Hep Tech supplements include a high quality and very pure form of resveratrol because it is a really good anti-fibrotic and that is what you need if you can't kill the virus dead or if it has already done a number on your liver.
If you can't kill the virus, you have to invite it in for coffee. Don't antagonize it until you are ready to annihilate it... ssshhh!.... don't let it know your plans.-------------------------------------------------------------------------------------------------------------------------------
by Hepatitis Researcher, Apr 22, 2010 06:45PM
To: evangelinVitamin D2- yes D2- has surprisingly shown to be of a stronger antifibrotic acitivity in stellate cell assays than D3 (AASLD and HEPDART ). This has nothing to do with the general health benefits of Vit D3. I would not use beta carotene or linoleic acid, rather omega3s or Polyenylphosphatitylcholine (PPC).

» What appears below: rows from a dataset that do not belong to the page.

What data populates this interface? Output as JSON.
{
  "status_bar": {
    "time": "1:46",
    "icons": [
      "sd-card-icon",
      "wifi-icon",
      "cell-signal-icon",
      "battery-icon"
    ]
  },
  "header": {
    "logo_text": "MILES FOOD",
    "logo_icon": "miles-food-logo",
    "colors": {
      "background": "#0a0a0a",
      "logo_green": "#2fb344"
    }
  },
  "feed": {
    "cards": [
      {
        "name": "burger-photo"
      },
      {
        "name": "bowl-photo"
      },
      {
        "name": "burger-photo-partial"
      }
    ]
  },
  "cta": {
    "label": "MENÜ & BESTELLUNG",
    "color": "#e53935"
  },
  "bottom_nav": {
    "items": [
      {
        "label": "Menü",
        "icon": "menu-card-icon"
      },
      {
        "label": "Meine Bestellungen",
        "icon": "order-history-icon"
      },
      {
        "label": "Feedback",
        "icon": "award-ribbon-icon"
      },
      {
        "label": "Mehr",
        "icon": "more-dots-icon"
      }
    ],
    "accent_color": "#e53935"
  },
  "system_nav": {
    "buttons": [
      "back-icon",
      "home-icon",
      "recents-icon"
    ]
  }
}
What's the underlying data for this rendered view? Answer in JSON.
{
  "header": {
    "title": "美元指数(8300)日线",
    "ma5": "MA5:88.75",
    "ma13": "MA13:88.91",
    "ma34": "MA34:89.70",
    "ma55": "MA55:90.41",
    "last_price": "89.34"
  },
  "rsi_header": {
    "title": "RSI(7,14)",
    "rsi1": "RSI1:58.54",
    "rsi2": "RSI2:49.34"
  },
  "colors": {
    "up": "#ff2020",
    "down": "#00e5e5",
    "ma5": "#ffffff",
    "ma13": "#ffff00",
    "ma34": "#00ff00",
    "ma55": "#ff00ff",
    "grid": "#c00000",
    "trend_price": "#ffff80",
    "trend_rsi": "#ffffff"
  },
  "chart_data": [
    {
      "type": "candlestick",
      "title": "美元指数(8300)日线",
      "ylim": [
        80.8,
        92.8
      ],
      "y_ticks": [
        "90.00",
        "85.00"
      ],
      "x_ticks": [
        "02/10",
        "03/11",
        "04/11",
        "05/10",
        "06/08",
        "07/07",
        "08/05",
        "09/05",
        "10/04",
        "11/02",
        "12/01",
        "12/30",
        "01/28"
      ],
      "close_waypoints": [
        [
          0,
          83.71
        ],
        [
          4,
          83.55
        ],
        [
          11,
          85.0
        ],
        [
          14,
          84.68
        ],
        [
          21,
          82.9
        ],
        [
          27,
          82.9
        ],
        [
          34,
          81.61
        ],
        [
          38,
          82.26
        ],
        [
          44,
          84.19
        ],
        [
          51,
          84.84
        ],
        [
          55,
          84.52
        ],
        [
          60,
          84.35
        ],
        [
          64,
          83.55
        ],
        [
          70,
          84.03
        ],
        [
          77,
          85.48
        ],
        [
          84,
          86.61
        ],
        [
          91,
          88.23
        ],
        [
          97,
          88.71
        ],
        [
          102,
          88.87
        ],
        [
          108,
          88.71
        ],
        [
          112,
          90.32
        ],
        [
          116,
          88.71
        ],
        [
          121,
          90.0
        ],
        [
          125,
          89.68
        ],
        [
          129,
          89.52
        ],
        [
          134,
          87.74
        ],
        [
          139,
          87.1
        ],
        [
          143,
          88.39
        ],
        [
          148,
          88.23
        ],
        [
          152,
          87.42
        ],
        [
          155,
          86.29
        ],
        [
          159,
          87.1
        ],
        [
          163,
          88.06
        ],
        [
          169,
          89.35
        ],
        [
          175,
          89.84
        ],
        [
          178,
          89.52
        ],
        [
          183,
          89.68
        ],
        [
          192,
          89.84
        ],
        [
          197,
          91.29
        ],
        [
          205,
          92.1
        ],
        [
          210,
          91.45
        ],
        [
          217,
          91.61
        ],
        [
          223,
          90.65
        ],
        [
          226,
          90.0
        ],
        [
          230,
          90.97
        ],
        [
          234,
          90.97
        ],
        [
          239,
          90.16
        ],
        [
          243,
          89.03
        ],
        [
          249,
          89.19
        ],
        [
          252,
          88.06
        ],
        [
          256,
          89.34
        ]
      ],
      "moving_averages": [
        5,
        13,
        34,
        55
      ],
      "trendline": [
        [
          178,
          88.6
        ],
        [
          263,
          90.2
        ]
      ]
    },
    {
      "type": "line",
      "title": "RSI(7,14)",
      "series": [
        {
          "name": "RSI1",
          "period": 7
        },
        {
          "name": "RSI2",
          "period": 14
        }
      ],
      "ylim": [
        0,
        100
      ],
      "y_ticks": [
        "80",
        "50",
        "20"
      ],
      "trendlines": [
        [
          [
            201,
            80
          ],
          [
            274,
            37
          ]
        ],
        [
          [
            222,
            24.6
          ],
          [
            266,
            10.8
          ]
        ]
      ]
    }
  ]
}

It is unfortunately not possible to give a rational priority between Curcumin and Resveratrol as potentially effective antifibrotics/antiinflammatory compounds in the liver context.
The in vitro study mentioned above by Willig generates some uneasy feelings regards Resveratrol, because the expression of 3 theoretical profibrotic genes in an in vitro human stellate cell line has been increased, but it is entirely unclear if this has meaning in the in vivo setting.There is other research pointing in the opposite direction.
Human patient studies regarding antifibrosis with these natural compounds, comparing them side by side, are not likely to happen, since these studies are very costly.